Algae can be a problem for waterways, feeding on excess nutrients and clogging water bodies with algal bloom.
But researchers at the National University of Singapore (NUS) believe they can harness that very growth to treat wastewater, and cut the energy used in treatment by as much as 80 per cent.
That is because wastewater treatment takes a lot of energy, most of it to bubble air through, or aerate, sludge ponds so bacteria can eat the waste.
Instead, associate professors Loh Kai Chee, 47, and Tong Yen Wah, 38, keep the bacteria, but replace the aeration process with algae which produce oxygen. In turn, the algae gobble up the carbon dioxide that the bacteria produce, as well as any waste products the latter do not eat.
Prof Loh and Prof Tong, of NUS’ chemical and bioengineering department, started devising their system about two years ago.
They were inspired by a previous government grant call asking for research to improve the energy efficiency of wastewater treatment.
They did not get the grant, but kept plugging away at the system.

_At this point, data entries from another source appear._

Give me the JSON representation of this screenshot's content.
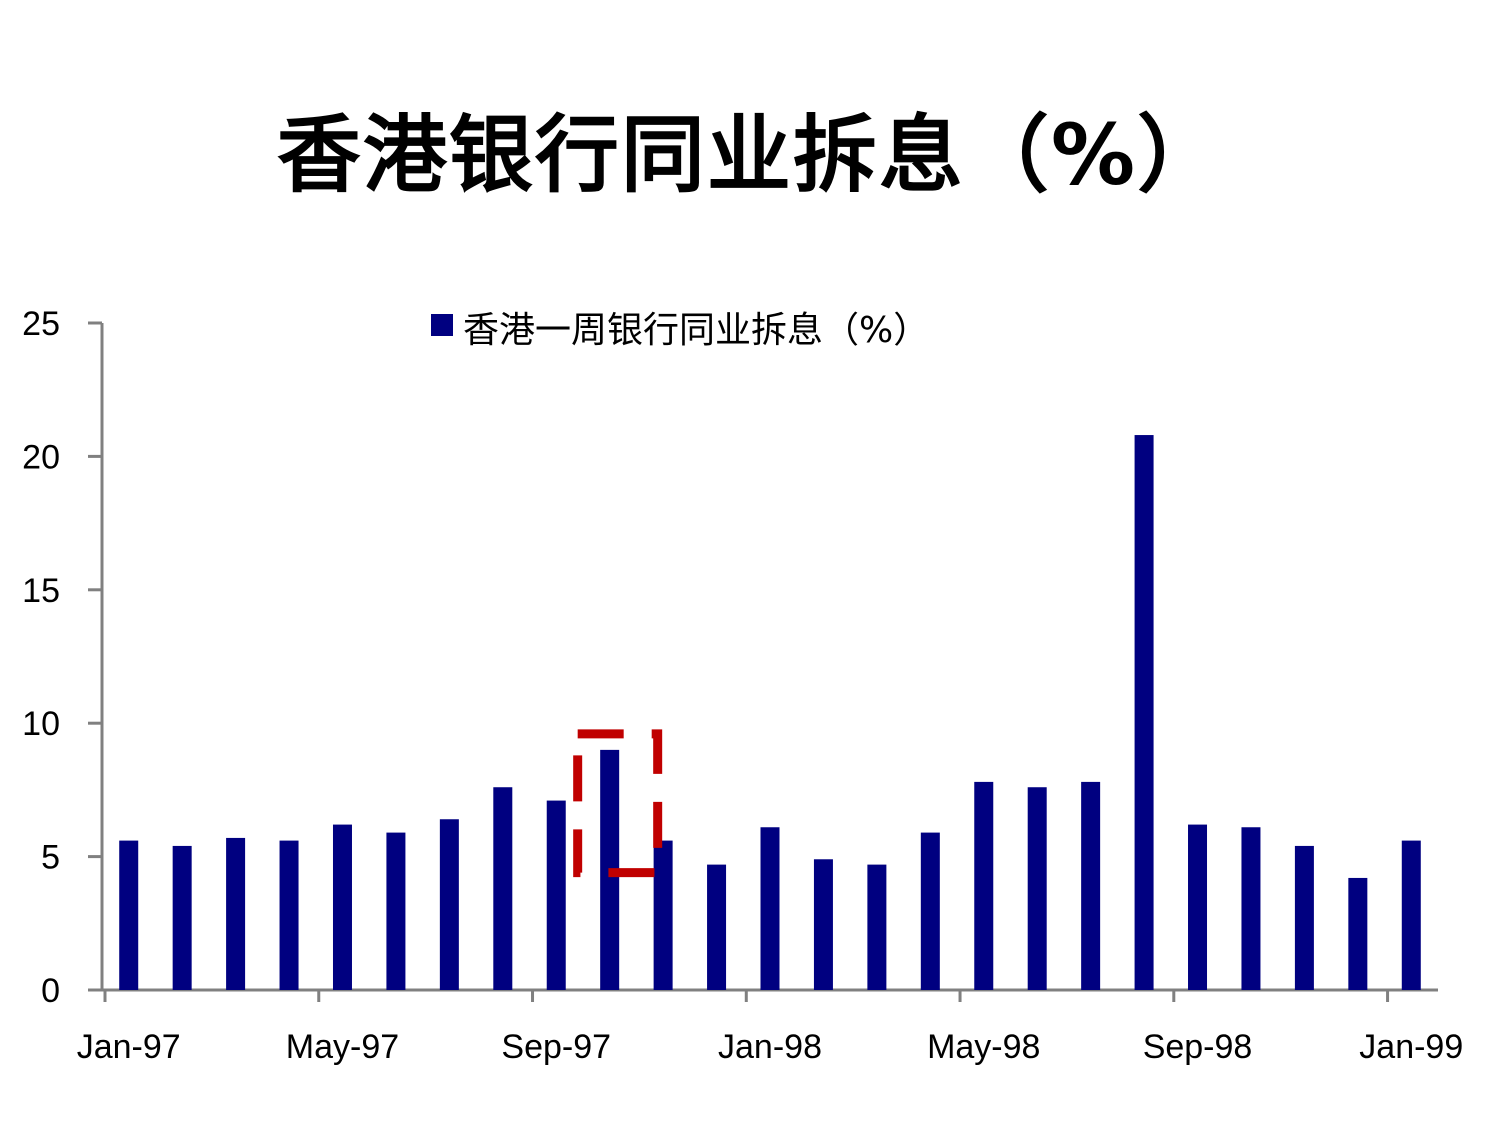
{
  "title": "香港银行同业拆息（%）",
  "chart_data": {
    "type": "bar",
    "title": "香港银行同业拆息（%）",
    "series": [
      {
        "name": "香港一周银行同业拆息（%）",
        "color": "#000080",
        "values": [
          5.6,
          5.4,
          5.7,
          5.6,
          6.2,
          5.9,
          6.4,
          7.6,
          7.1,
          9.0,
          5.6,
          4.7,
          6.1,
          4.9,
          4.7,
          5.9,
          7.8,
          7.6,
          7.8,
          20.8,
          6.2,
          6.1,
          5.4,
          4.2,
          5.6
        ]
      }
    ],
    "categories": [
      "Jan-97",
      "Feb-97",
      "Mar-97",
      "Apr-97",
      "May-97",
      "Jun-97",
      "Jul-97",
      "Aug-97",
      "Sep-97",
      "Oct-97",
      "Nov-97",
      "Dec-97",
      "Jan-98",
      "Feb-98",
      "Mar-98",
      "Apr-98",
      "May-98",
      "Jun-98",
      "Jul-98",
      "Aug-98",
      "Sep-98",
      "Oct-98",
      "Nov-98",
      "Dec-98",
      "Jan-99"
    ],
    "x_tick_labels": [
      "Jan-97",
      "May-97",
      "Sep-97",
      "Jan-98",
      "May-98",
      "Sep-98",
      "Jan-99"
    ],
    "y_ticks": [
      "0",
      "5",
      "10",
      "15",
      "20",
      "25"
    ],
    "ylim": [
      0,
      25
    ],
    "xlabel": "",
    "ylabel": "",
    "grid": false,
    "legend": "top-center",
    "axis_color": "#808080",
    "annotation": {
      "type": "dashed-rectangle",
      "color": "#C00000",
      "highlight_category": "Oct-97"
    }
  }
}
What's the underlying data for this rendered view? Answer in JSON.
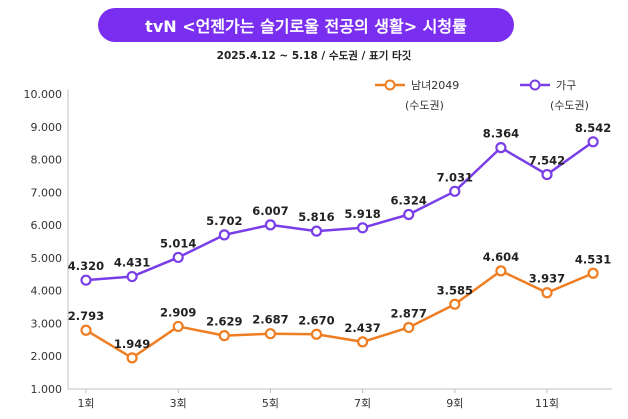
{
  "header": {
    "title": "tvN <언젠가는 슬기로울 전공의 생활> 시청률",
    "subtitle": "2025.4.12 ~ 5.18 / 수도권 / 표기 타깃"
  },
  "chart_data": {
    "type": "line",
    "x": [
      1,
      2,
      3,
      4,
      5,
      6,
      7,
      8,
      9,
      10,
      11,
      12
    ],
    "xticks": [
      "1회",
      "3회",
      "5회",
      "7회",
      "9회",
      "11회"
    ],
    "xtick_positions": [
      1,
      3,
      5,
      7,
      9,
      11
    ],
    "yticks": [
      "1.000",
      "2.000",
      "3.000",
      "4.000",
      "5.000",
      "6.000",
      "7.000",
      "8.000",
      "9.000",
      "10.000"
    ],
    "ylim": [
      1,
      10
    ],
    "grid": false,
    "legend_position": "top-right",
    "series": [
      {
        "name": "남녀2049",
        "region": "(수도권)",
        "color": "#ef7d22",
        "values": [
          2.793,
          1.949,
          2.909,
          2.629,
          2.687,
          2.67,
          2.437,
          2.877,
          3.585,
          4.604,
          3.937,
          4.531
        ],
        "labels": [
          "2.793",
          "1.949",
          "2.909",
          "2.629",
          "2.687",
          "2.670",
          "2.437",
          "2.877",
          "3.585",
          "4.604",
          "3.937",
          "4.531"
        ]
      },
      {
        "name": "가구",
        "region": "(수도권)",
        "color": "#7a3ee8",
        "values": [
          4.32,
          4.431,
          5.014,
          5.702,
          6.007,
          5.816,
          5.918,
          6.324,
          7.031,
          8.364,
          7.542,
          8.542
        ],
        "labels": [
          "4.320",
          "4.431",
          "5.014",
          "5.702",
          "6.007",
          "5.816",
          "5.918",
          "6.324",
          "7.031",
          "8.364",
          "7.542",
          "8.542"
        ]
      }
    ]
  }
}
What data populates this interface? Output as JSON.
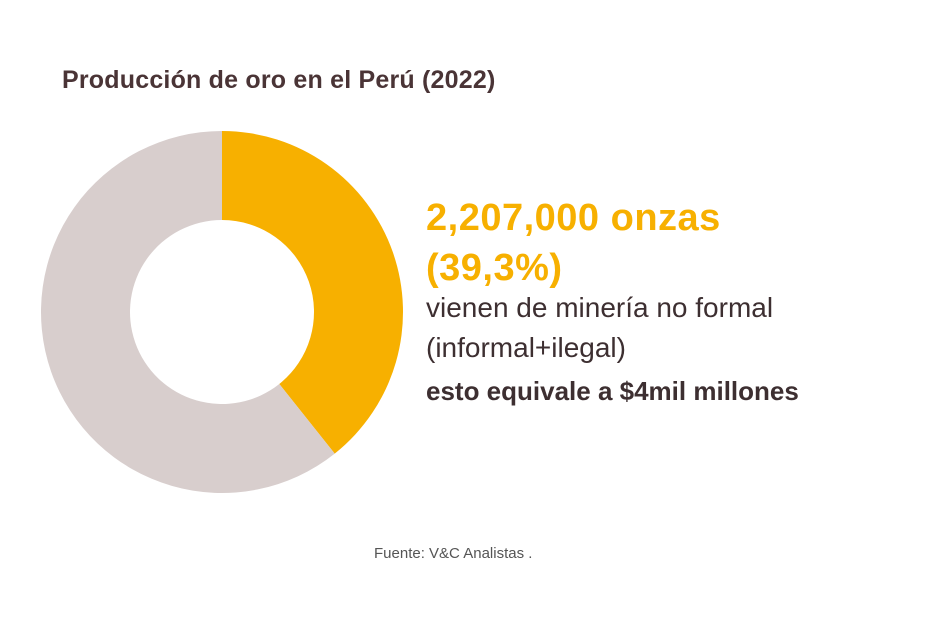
{
  "title": "Producción de oro en el Perú (2022)",
  "highlight": {
    "amount": "2,207,000 onzas",
    "percent": "(39,3%)",
    "description_line1": "vienen de minería no formal",
    "description_line2": "(informal+ilegal)",
    "equivalence": "esto equivale a $4mil millones"
  },
  "source": "Fuente: V&C Analistas .",
  "colors": {
    "highlight": "#f7b000",
    "rest": "#d8cecd",
    "title": "#4a3436",
    "text": "#3d2f31"
  },
  "chart_data": {
    "type": "pie",
    "donut": true,
    "start": "12 o'clock, clockwise",
    "slices": [
      {
        "value": 39.3,
        "color": "#f7b000"
      },
      {
        "value": 60.7,
        "color": "#d8cecd"
      }
    ]
  }
}
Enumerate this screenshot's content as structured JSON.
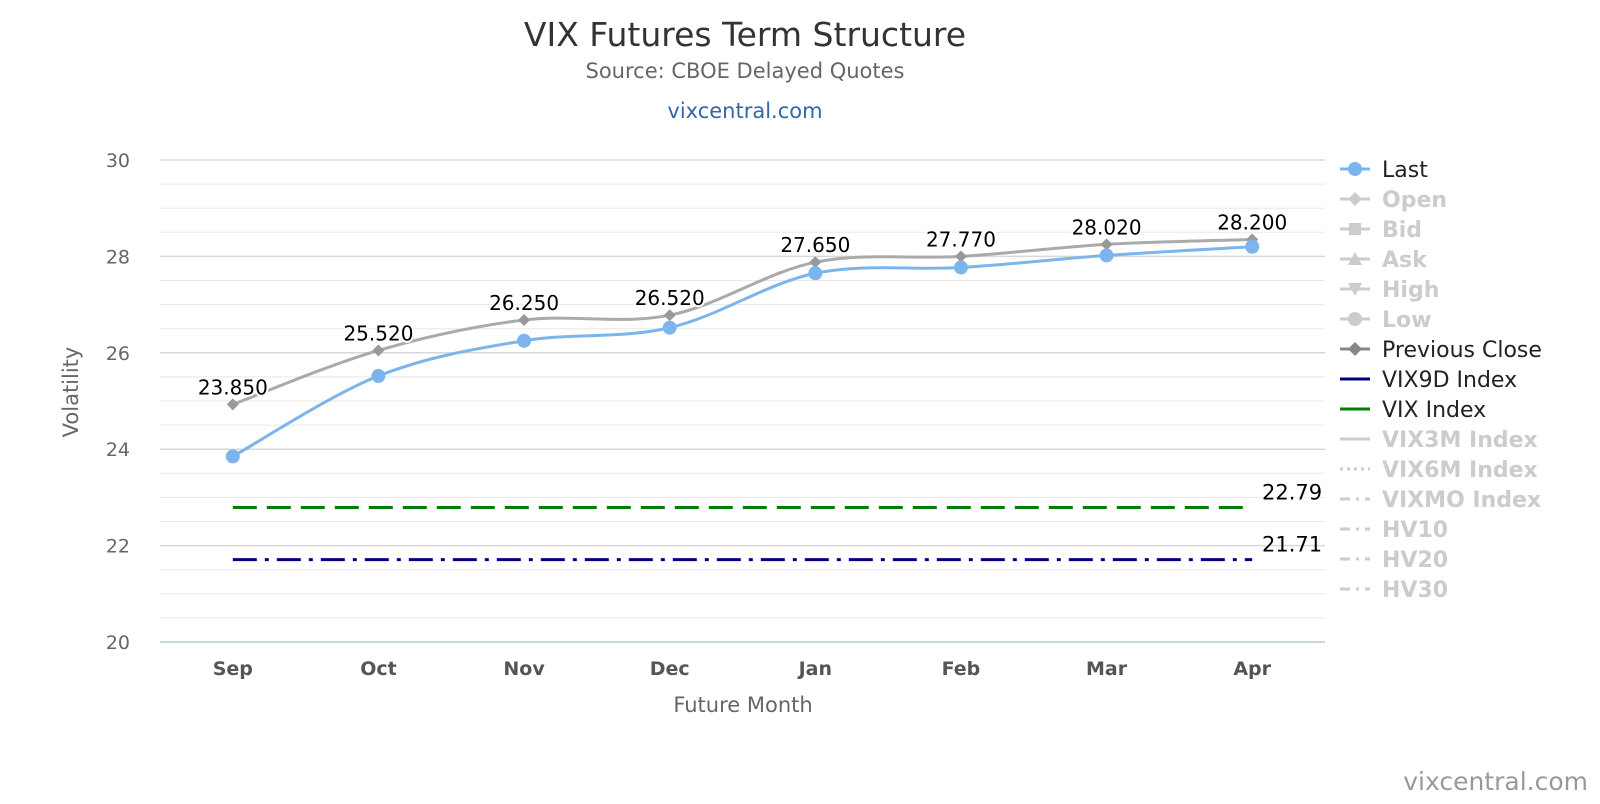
{
  "chart_data": {
    "type": "line",
    "title": "VIX Futures Term Structure",
    "subtitle": "Source: CBOE Delayed Quotes",
    "site_link": "vixcentral.com",
    "credits": "vixcentral.com",
    "xlabel": "Future Month",
    "ylabel": "Volatility",
    "categories": [
      "Sep",
      "Oct",
      "Nov",
      "Dec",
      "Jan",
      "Feb",
      "Mar",
      "Apr"
    ],
    "ylim": [
      20,
      30
    ],
    "yticks": [
      20,
      22,
      24,
      26,
      28,
      30
    ],
    "grid": true,
    "legend_position": "right",
    "series": [
      {
        "name": "Last",
        "values": [
          23.85,
          25.52,
          26.25,
          26.52,
          27.65,
          27.77,
          28.02,
          28.2
        ],
        "labels": [
          "23.850",
          "25.520",
          "26.250",
          "26.520",
          "27.650",
          "27.770",
          "28.020",
          "28.200"
        ],
        "color": "#7cb5ec",
        "marker": "circle"
      },
      {
        "name": "Previous Close",
        "values": [
          24.93,
          26.05,
          26.68,
          26.78,
          27.88,
          28.0,
          28.25,
          28.35
        ],
        "color": "#aaaaaa",
        "marker": "diamond"
      },
      {
        "name": "VIX9D Index",
        "value": 21.71,
        "label": "21.71",
        "color": "#000080",
        "dash": "dashdot"
      },
      {
        "name": "VIX Index",
        "value": 22.79,
        "label": "22.79",
        "color": "#008000",
        "dash": "dash"
      }
    ],
    "legend": [
      {
        "name": "Last",
        "symbol": "circle",
        "color": "#7cb5ec",
        "active": true
      },
      {
        "name": "Open",
        "symbol": "diamond",
        "color": "#cccccc",
        "active": false
      },
      {
        "name": "Bid",
        "symbol": "square",
        "color": "#cccccc",
        "active": false
      },
      {
        "name": "Ask",
        "symbol": "triangle",
        "color": "#cccccc",
        "active": false
      },
      {
        "name": "High",
        "symbol": "triangle-down",
        "color": "#cccccc",
        "active": false
      },
      {
        "name": "Low",
        "symbol": "circle",
        "color": "#cccccc",
        "active": false
      },
      {
        "name": "Previous Close",
        "symbol": "diamond",
        "color": "#888888",
        "active": true
      },
      {
        "name": "VIX9D Index",
        "symbol": "line",
        "color": "#000080",
        "active": true
      },
      {
        "name": "VIX Index",
        "symbol": "line",
        "color": "#008000",
        "active": true
      },
      {
        "name": "VIX3M Index",
        "symbol": "line",
        "color": "#cccccc",
        "active": false
      },
      {
        "name": "VIX6M Index",
        "symbol": "dotted",
        "color": "#cccccc",
        "active": false
      },
      {
        "name": "VIXMO Index",
        "symbol": "dashdot",
        "color": "#cccccc",
        "active": false
      },
      {
        "name": "HV10",
        "symbol": "dashdot",
        "color": "#cccccc",
        "active": false
      },
      {
        "name": "HV20",
        "symbol": "dashdot",
        "color": "#cccccc",
        "active": false
      },
      {
        "name": "HV30",
        "symbol": "dashdot",
        "color": "#cccccc",
        "active": false
      }
    ]
  }
}
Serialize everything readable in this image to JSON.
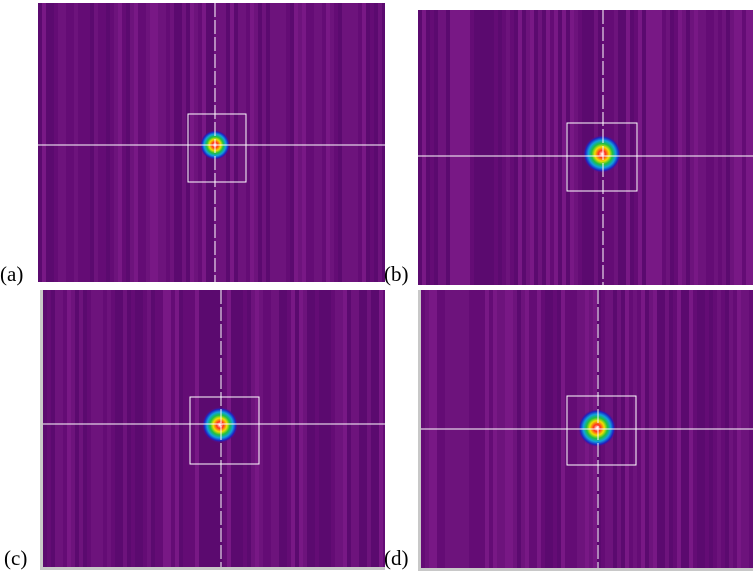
{
  "panels": [
    {
      "label": "(a)"
    },
    {
      "label": "(b)"
    },
    {
      "label": "(c)"
    },
    {
      "label": "(d)"
    }
  ]
}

Now, they have got as far as a lab-bench experimental setup - a 250ml flask full of algae and an identical flask full of bacteria. The liquids in the twin flasks never mix, meeting only in a reactor where a membrane made of plastic fibres lets the necessary gases through.
So far, they have tested on a high-concentration sugar solution that mimics the concentration of wastewater, but have not yet tried it on real wastewater. That is one of the next steps, explained Prof Loh.
Another would be genetically engineering strains of algae that grow faster and thus consume more carbon dioxide, a project Prof Tong is working on.
After that, scaling up to a pilot or demonstration plant should be straightforward, as the membranes used are commercially available.
They reckon the process could even be a net producer of energy, if the algae are digested at the end of their life to harvest methane gas which is then burned to generate power.
Currently, the sludge left over from wastewater treatment can also be digested for such biogas, which can generate about half of the energy needed to run the treatment process. But Prof Loh and Prof Tong say their system is better because using algae saves energy on aeration.
Their idea did not come out of the blue. The NUS researchers worked with algae for four years, at first trying to get biofuel from it.
In fact, researchers at the Rochester Institute of Technology in New York are growing algae in wastewater, both helping to clean the wastewater and harvest the algae for biofuel.
But other research groups trying to use algae for water treatment mixed the algae and wastewater, said Prof Loh.
For that, the strains of algae and treatment bacteria had to be carefully picked so they would not compete with or kill each other.
So the realisation that algae and bacteria could exchange gases and nutrients through a membrane was a ‘eureka moment’ of sorts, Prof Loh explained.
He said: ‘Maybe people were too wedded to the idea that we need the two micro-organisms to be in the same broth, and we need to select them to live with each other.’